By Yaël Ossowski | Florida Watchdog
TAMPA— Ceding to the hot temptations of democracy, three Florida judges will shed their traditional black robes for chance to enter the political boxing ring of merit retention elections this November, putting their records on the bench up for popular scrutiny at the ballot box.
The measure, adopted by a 1970s era amendment to the state Constitution approved by a statewide referendum, requires that justices appointed by the governor undergo an election on the merit of their time in office every six years.
The judges facing merit retention vote in 2012 are Justices R. Fred Lewis,Barbara Pariente and Peggy Quince, all members of the state Supreme Court.
For Sunshine State voters, the justices’ futures will be decided by a simple “yes” or “no” vote on the ballot beside each judge’s name.

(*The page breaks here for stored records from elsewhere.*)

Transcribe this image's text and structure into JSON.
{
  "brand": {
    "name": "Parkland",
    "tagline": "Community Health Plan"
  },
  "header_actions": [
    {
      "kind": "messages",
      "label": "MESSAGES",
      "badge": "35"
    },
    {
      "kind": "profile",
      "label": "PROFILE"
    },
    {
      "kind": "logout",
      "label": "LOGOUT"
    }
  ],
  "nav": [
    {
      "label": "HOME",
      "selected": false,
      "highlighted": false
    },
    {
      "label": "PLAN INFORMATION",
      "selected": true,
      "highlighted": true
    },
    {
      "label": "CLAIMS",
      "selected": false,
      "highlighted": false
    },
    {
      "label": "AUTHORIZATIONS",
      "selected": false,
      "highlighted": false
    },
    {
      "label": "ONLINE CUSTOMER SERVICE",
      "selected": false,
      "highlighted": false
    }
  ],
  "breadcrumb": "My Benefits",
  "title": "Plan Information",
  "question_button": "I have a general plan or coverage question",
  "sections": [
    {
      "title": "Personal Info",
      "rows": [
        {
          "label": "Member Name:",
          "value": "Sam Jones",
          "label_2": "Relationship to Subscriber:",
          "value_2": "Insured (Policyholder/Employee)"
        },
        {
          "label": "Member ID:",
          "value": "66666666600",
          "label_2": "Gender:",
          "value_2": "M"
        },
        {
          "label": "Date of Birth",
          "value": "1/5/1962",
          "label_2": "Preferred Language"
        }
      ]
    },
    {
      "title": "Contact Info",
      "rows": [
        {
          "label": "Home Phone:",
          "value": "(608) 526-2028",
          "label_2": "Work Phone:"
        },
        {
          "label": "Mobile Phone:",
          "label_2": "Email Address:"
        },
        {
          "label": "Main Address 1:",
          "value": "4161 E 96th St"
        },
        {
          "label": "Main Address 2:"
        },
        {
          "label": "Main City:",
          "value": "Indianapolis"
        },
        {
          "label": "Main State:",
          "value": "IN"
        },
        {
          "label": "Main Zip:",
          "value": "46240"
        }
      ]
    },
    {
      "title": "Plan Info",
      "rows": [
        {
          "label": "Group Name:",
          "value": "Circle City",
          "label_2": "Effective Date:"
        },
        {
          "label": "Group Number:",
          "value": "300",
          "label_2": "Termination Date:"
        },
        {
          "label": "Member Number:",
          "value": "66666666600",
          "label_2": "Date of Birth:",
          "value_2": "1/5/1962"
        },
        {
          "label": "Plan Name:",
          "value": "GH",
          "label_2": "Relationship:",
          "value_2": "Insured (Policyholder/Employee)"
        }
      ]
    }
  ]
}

“In 33 years, Florida voters have never rejected a merit retention candidate,” saidJoseph Little, a professor at the University of Florida’s Levin College of Law.
Despite the historical consistency of a “yes” vote, there is a brewing storm of grassroots activists who have taken up the issue of merit retention as a popular campaign.
One group, Restore Justice 2012, was founded in August 2010 to combat the onslaught of “judicial activism,” according to its website. That activism, the group claims, has become “one of the greatest threats to freedom that exists in our country and state.”
“We have one of the most activist courts in the nation,” said Jesse Phillips, president of Restore Justice 2012, which he describes as a nonprofit group formed to educate voters about the retention election.